New Audio: Renowned Danish Act VETO Releases a Lush Moodily Cinematic New Single

Comprised of Troels Abrahamsen (vocals, synth), David Krough Andersen (guitar), Mark Lee (guitar, synth), Jens Skov Thomsen (bass, backing vocals) and Mads Hasager (drums), the Danish indie rock quintet VETO formed back in 2004 — and with the release of their 2005 debut EP, I Will Not Listen and their 2006 full-length debut, There’s A Beat In All Machines, the quintet quickly developed a reputation as one of Denmark’s hottest, up-and-coming acts; in fact, the the band won Best New Act and Best Danish Music Video at the 2007 Danish Music Awards. Interestingly, album track “You Are A Knife” was briefly featured on an episode of NCIS.

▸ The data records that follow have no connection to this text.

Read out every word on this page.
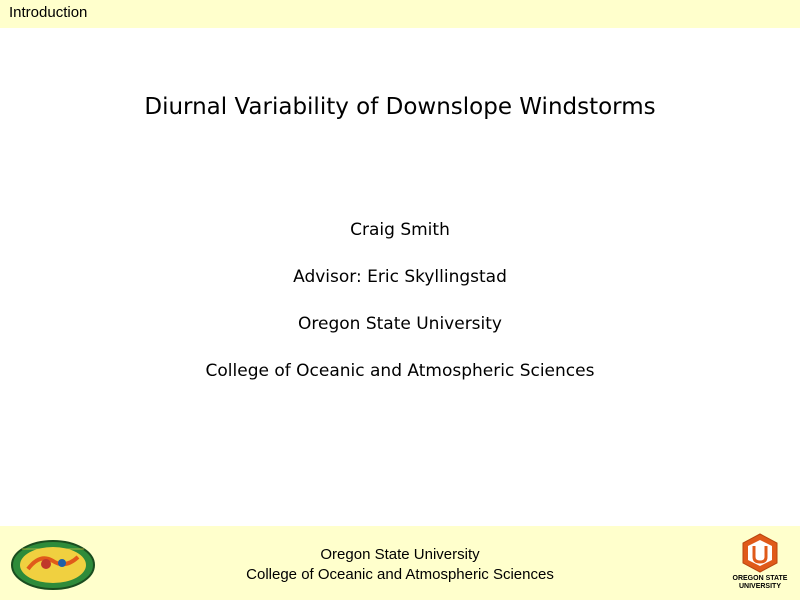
Introduction
Diurnal Variability of Downslope Windstorms
Craig Smith
Advisor: Eric Skyllingstad
Oregon State University
College of Oceanic and Atmospheric Sciences
Oregon State University
College of Oceanic and Atmospheric Sciences	OREGON STATE
UNIVERSITY
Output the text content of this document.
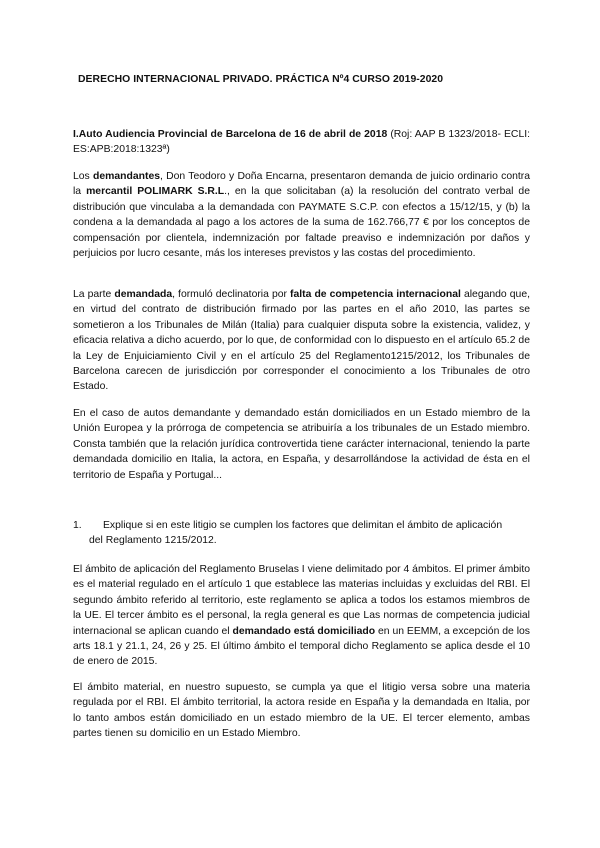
DERECHO INTERNACIONAL PRIVADO. PRÁCTICA Nº4 CURSO 2019-2020
I.Auto Audiencia Provincial de Barcelona de 16 de abril de 2018 (Roj: AAP B 1323/2018- ECLI: ES:APB:2018:1323ª)
Los demandantes, Don Teodoro y Doña Encarna, presentaron demanda de juicio ordinario contra la mercantil POLIMARK S.R.L., en la que solicitaban (a) la resolución del contrato verbal de distribución que vinculaba a la demandada con PAYMATE S.C.P. con efectos a 15/12/15, y (b) la condena a la demandada al pago a los actores de la suma de 162.766,77 € por los conceptos de compensación por clientela, indemnización por faltade preaviso e indemnización por daños y perjuicios por lucro cesante, más los intereses previstos y las costas del procedimiento.
La parte demandada, formuló declinatoria por falta de competencia internacional alegando que, en virtud del contrato de distribución firmado por las partes en el año 2010, las partes se sometieron a los Tribunales de Milán (Italia) para cualquier disputa sobre la existencia, validez, y eficacia relativa a dicho acuerdo, por lo que, de conformidad con lo dispuesto en el artículo 65.2 de la Ley de Enjuiciamiento Civil y en el artículo 25 del Reglamento1215/2012, los Tribunales de Barcelona carecen de jurisdicción por corresponder el conocimiento a los Tribunales de otro Estado.
En el caso de autos demandante y demandado están domiciliados en un Estado miembro de la Unión Europea y la prórroga de competencia se atribuiría a los tribunales de un Estado miembro. Consta también que la relación jurídica controvertida tiene carácter internacional, teniendo la parte demandada domicilio en Italia, la actora, en España, y desarrollándose la actividad de ésta en el territorio de España y Portugal...
1.	Explique si en este litigio se cumplen los factores que delimitan el ámbito de aplicación
del Reglamento 1215/2012.
El ámbito de aplicación del Reglamento Bruselas I viene delimitado por 4 ámbitos. El primer ámbito es el material regulado en el artículo 1 que establece las materias incluidas y excluidas del RBI. El segundo ámbito referido al territorio, este reglamento se aplica a todos los estamos miembros de la UE. El tercer ámbito es el personal, la regla general es que Las normas de competencia judicial internacional se aplican cuando el demandado está domiciliado en un EEMM, a excepción de los arts 18.1 y 21.1, 24, 26 y 25. El último ámbito el temporal dicho Reglamento se aplica desde el 10 de enero de 2015.
El ámbito material, en nuestro supuesto, se cumpla ya que el litigio versa sobre una materia regulada por el RBI. El ámbito territorial, la actora reside en España y la demandada en Italia, por lo tanto ambos están domiciliado en un estado miembro de la UE. El tercer elemento, ambas partes tienen su domicilio en un Estado Miembro.
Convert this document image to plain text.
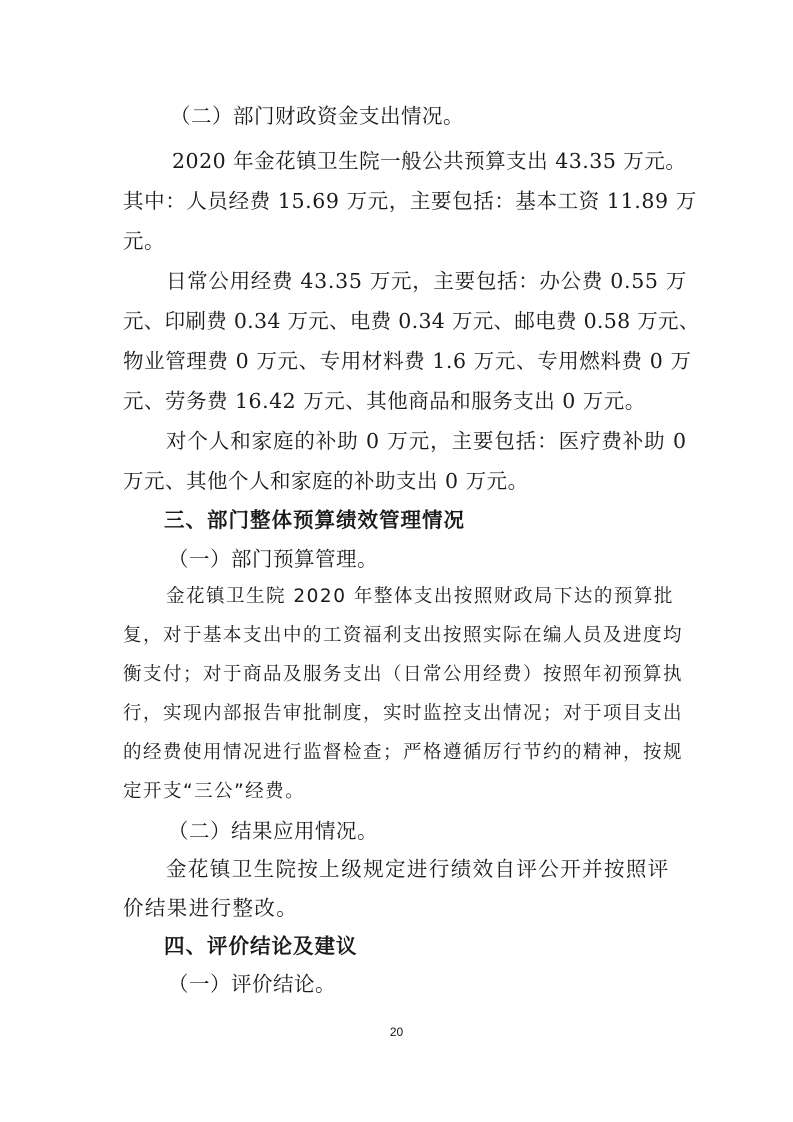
（二）部门财政资金支出情况。
2020 年金花镇卫生院一般公共预算支出 43.35 万元。
其中：人员经费 15.69 万元，主要包括：基本工资 11.89 万
元。
日常公用经费 43.35 万元，主要包括：办公费 0.55 万
元、印刷费 0.34 万元、电费 0.34 万元、邮电费 0.58 万元、
物业管理费 0 万元、专用材料费 1.6 万元、专用燃料费 0 万
元、劳务费 16.42 万元、其他商品和服务支出 0 万元。
对个人和家庭的补助 0 万元，主要包括：医疗费补助 0
万元、其他个人和家庭的补助支出 0 万元。
三、部门整体预算绩效管理情况
（一）部门预算管理。
金花镇卫生院 2020 年整体支出按照财政局下达的预算批
复，对于基本支出中的工资福利支出按照实际在编人员及进度均
衡支付；对于商品及服务支出（日常公用经费）按照年初预算执
行，实现内部报告审批制度，实时监控支出情况；对于项目支出
的经费使用情况进行监督检查；严格遵循厉行节约的精神，按规
定开支“三公”经费。
（二）结果应用情况。
金花镇卫生院按上级规定进行绩效自评公开并按照评
价结果进行整改。
四、评价结论及建议
（一）评价结论。
20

Building upon a growing profile, 2008’s Crushing Digits featured album single “Built to Fail,” which received heavy radio airplay on Danish radio station DR P3, and as a result, the band won the Danish Band of the Year at the 2009 Danish Music Awards.  The band released two more full-length albums, 2011’s Everything is Amplified and 2013’s Point Break, both of which were recored and released during an intense touring schedule that according to the members of the band had them constantly on the road over the course of a 3 year period. In fact, the Danish indie quintet initially began recording their fifth, full-length effort 16 Colors back in 2014, after taking a year off from touring. “We had to retrieve our drive, and creativity demanded both time and space in order to flourish once more. This saw us parting ways with our record label and business partners, and granted us with a calmer, freer approach to the creative process. We worked alongside producer Mikel Bolding over a two-year period, influencing our sound by introducing us to the world of analogue recording. ”

“A Pit,” the first single off 16 Colors is a gorgeous and moody track that balances being both cinematic and intimate as it features Abrahmsen’s soaring and operatic falsetto paired with of jangling guitar, propulsive drumming and a lush string arrangement, and while reminding me a bit of Coco Beware-era CavemanFlora-era Fredrik and Antony and the Johnsons, the song’s lyrics possess a novelist’s attention to detail. As the band explains “‘A Pit’ circles the psychological problem around one only having symbols available to understand – experiencing a sort of alienation against the world, as a result. There is a reality that we cannot reach which is outside of our language, our symbols. We can’t get a pure reprieve from the constant stream of news that floods us daily. Could it be that the stream alters to ‘fit’ us? Or do we involuntarily see all impressions through a prism that transforms to our symbols, languages and interpretations?”